At least, that’s what I’ve heard over and over since August 2, the day Mayor Charlie Hales announced he was snatching his controversial, six-month-old “safe-sleep” policy off the books.

This sentiment cropped up in a meeting of the homelessness-fighting A Home for Everyone coalition last Wednesday, when developer Brad Malsin made an impassioned (if a bit hypocritical) speech in favor of a new Northwest Portland shelter.

“The mayor has just decided that camping will be illegal again,” Malsin told a packed conference room. “Where are [the homeless] going to go?”

The same gross oversimplification popped up in online forums, and was convenient shorthand for Huffington Post coverage of the mayor’s decision.

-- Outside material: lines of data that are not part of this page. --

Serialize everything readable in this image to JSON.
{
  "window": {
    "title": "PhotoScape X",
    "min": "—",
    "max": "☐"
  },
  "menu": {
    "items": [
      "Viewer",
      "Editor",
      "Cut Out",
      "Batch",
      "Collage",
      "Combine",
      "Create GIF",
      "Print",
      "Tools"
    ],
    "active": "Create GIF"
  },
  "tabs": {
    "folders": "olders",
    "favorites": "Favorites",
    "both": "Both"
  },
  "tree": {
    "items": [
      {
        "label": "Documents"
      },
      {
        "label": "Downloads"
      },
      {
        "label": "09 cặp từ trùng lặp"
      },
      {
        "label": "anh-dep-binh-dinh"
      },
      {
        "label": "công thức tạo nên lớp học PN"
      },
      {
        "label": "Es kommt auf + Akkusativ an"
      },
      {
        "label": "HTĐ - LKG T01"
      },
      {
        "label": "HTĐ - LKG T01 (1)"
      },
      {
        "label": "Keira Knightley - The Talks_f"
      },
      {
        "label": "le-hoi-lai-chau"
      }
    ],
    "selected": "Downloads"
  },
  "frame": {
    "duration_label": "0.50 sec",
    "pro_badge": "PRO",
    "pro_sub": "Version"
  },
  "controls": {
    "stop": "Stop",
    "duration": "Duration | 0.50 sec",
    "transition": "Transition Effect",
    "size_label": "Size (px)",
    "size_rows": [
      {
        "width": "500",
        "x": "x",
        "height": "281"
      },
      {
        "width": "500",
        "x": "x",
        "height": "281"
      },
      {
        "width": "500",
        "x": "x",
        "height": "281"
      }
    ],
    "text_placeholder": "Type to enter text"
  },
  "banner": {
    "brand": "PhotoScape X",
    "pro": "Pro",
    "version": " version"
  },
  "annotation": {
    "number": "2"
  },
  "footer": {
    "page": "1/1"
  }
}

So I looked into it. Did the numbers bear out what people seemed to believe? Had enforcement of the city’s anti-camping ordinance gone completely by the wayside during Hales’ experiment (which allowed people to camp overnight in small groups without fear of being swept)?

Surprise! It hadn’t.

The data yielded by a request for public records on camp cleanups (invoices, quarterly reports, property logs) show Portland’s many-tentacled anti-camping apparatus continued on while the “safe-sleep” policy was in effect.

In

• From July 1, 2015, to June 30, 2016, the city carried out 279 cleanup efforts, and was billed for about $73,870 of work by its primary contractor (which also included invoices for writing reports and lots of ambiguous “administrative” billings), along with many more thousands for Multnomah County inmate work crews.

• In the seven months before the safe-sleep policy went into effect, records show contractors working for private security firm Pacific Patrol Services carried out a monthly average of 25.1 cleanups (or at least posting notice that a cleanup was on its way), including a particularly robust 43 in November 2015.

• In the five months between February 2016 (when the policy was announced) and June 2016, there were an average of 20.6 cleanup efforts a month.

That amounts to an 18 percent reduction, on average. It’s not an insignificant decrease, but it can hardly be said the policy ended enforcement that will suddenly come roaring back now that it’s gone. Records show cleanups were carried out all over the city from February to June, from Slabtown, to the Central Eastside, to East Portland.

Here’s what Hales’ effort didn’t do: live up to its promise.

The policy was supposed to set expectations, offering needy Portlanders a way to bed down safely, while breaking up encampments that got unwieldy and flouted the new rules. It couldn’t do that, because Portland had nowhere near the resources to bring every errant encampment into line.

It still doesn’t have those resources, regardless of the new rhetorical position coming from the mayor’s office. The city’s struggling to attract new police recruits as seasoned officers flee to the comfort of their pensions. There’s still nowhere near enough shelter space or affordable housing. Rising rents are making people newly homeless all the time.

So it’ll be interesting to see how quickly this new proclamation—camping is illegal again!—fizzles into the realization that nothing has changed.

The sweeps will continue, and they’ll never be enough to fix the real problem.